Tout y est tranquille. Des mouches bourdonnent autour d'une ampoule électrique rouge. Partout des portes fermées avec l'inscription: "Pour ouvrir, introduire une pièce de vingt centimes." Toutes les portes devant lesquelles Malan passe ont une petite pastille sur laquelle est écrit : "Libre". Seule la dernière a l'étiquette poussée. Il s'arrête. A part le bourdonnement des mouches, pas un souffle. Mais quand, prudemment, il veut actionner la poignée, la porte s'ouvre violemment de l'intérieur. Il veut s'interposer. Un crâne dur et pointu s'enfonce dans son estomac et il tombé assis sur le dallage, n'ayant que le temps d'apercevoir deux jambes s'enfuir par l'escalier revêtues d'un pantalon de tennis blanc. Plus tard, beaucoup plus tard, quand au cours de samaritains il sera question de plexus solaire, il se dira "ah ! "

Revenu à' lui, il remonte sur la place. Elle est à nouveau vide. Le jeune homme est couché sur son banc, les yeux mi-clos, la respiration difficile, et le professeur parle avec de grands gestes dans la cabine téléphonique. Il raccroche, et Malan se précipite vers lui.

"Vous n'avez vu personne ?" demande-t-il.
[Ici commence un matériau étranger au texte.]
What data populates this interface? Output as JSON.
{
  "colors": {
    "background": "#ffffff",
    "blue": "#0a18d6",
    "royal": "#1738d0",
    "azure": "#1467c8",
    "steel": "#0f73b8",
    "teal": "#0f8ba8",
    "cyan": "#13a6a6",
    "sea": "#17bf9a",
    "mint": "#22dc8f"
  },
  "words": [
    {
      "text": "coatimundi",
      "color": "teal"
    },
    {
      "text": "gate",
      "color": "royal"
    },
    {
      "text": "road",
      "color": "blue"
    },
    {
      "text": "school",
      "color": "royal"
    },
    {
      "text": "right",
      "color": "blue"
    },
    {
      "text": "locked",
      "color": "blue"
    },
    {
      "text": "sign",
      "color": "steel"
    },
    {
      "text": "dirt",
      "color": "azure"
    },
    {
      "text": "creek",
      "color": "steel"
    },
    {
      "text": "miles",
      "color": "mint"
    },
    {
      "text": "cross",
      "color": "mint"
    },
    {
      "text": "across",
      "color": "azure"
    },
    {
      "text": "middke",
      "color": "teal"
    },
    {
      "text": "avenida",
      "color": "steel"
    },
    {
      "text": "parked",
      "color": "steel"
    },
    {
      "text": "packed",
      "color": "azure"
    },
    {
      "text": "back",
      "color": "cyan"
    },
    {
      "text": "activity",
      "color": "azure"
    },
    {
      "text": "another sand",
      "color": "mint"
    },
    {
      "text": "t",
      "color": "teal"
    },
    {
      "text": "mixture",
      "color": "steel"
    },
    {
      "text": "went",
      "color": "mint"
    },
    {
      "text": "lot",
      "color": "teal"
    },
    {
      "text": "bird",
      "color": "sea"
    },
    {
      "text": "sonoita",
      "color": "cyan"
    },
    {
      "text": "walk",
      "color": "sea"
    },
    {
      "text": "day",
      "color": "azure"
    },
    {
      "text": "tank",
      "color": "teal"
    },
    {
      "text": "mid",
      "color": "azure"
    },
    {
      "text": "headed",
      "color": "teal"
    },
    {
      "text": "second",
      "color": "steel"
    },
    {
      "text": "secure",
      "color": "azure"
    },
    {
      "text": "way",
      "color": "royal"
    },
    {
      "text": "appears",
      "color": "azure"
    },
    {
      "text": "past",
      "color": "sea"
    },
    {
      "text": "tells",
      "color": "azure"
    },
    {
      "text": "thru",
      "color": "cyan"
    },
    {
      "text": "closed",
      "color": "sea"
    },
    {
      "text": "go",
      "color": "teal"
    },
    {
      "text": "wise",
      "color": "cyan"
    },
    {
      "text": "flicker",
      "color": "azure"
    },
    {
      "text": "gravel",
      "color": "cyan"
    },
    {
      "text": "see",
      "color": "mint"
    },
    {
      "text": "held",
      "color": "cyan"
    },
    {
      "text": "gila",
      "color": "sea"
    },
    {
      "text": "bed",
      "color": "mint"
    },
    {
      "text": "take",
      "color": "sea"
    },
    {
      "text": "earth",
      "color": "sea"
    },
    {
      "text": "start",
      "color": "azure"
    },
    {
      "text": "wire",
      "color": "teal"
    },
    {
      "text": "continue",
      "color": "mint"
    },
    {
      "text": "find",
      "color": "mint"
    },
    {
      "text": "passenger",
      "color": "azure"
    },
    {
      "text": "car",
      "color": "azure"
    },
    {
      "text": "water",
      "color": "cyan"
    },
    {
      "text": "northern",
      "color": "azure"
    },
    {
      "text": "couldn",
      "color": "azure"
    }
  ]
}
"Non", répond le professeur en rejetant son chapeau en arrière, et l'on voit que ses cheveux blancs sont couverts de gouttes de sueur. La chaleur de cette nuit est vraiment étouffante.

"Moi, oui", dit Malan en se tenant l'estomac, "en bas, dans les toilettes."

"Est-ce que vous êtes blessé ?" s'inquiète le professeur.

Malan secoue la tête, puis il desserre les poings qu'il ne sait pourquoi il tenait serrés, et du droit quelque chose tombe à terre, qui rayonne d'un éclat métallique. Il se penche, et se souvient qu'en tombant tout à l'heure, il a senti quelque chose sous ses mains, qui se sont instinctivement refermées sur leur prise. Il considère maintenant cette prise. Il n'a jamais rien vu de semblable. Un faisceau d'une vingtaine de fils de laiton très fins, pas plus longs que le petit doigt. Il tend l'objet au professeur, qui opine du bonnet.

"Oui, je connais", dit-il, et il tire un des fils du faisceau, le tient à hauteur du regard et explique :

"On se sert de cela pour nettoyer, quand elles sont bouchées, les aiguilles qu'emploient les morphinomanes pour s'inoculer le poison soluble au moyen de la seringue dite de Pravaz."

Malan n'est tout de même pas si bête. Les manières entortillées du professeur ne lui disent rien qui vaille. Mais on est pataud. Comment exprimer un soupçon ? D'ailleurs Dominicé ne lui en laisse pas le temps.

"L'ambulance va venir tout de suite", dit-il. "Vous avez mon adresse. J'y suis atteignable. Bonne nuit."

Curieux, comme les doigts du professeur tremblent cependant qu'en disant ces mots il roule une cigarette de gros tabac français. Mais déjà, l'ayant allumée, il s'éloigne, et la fumée derrière lui reste accrochée dans l'air.

"Et dire que je ne lui ai même pas demandé s'il connaissait ce jeune homme", se reproche Malan. "Bah", se rassure-t-il, "le vieux s'en occupera." Le vieux, c'est le commissaire Pillevuit, un homme à longue barbe blonde en oriflamme, qui a au moins un point commun avec lui, c'est qu'il aime le vin blanc vaudois.

Malan est à nouveau seul. Le malade sur le banc ne compte pas. La grande place malgré la vive lumière qui la baigne est lugubre. Les devantures vides des commerces ont des regards mauvais. Il tousse pour éloigner de lui cette vision. Mais les façades continuent de le fixer. Un bruit de moteur enfin se fait entendre, et une limousine verte percée de petites lucarnes en verre dépoli s'arrête devant lui. Deux hommes en sortent. On extrait de la voiture une civière sur laquelle on enveloppe le malade, les portières claquent et la voiture repart.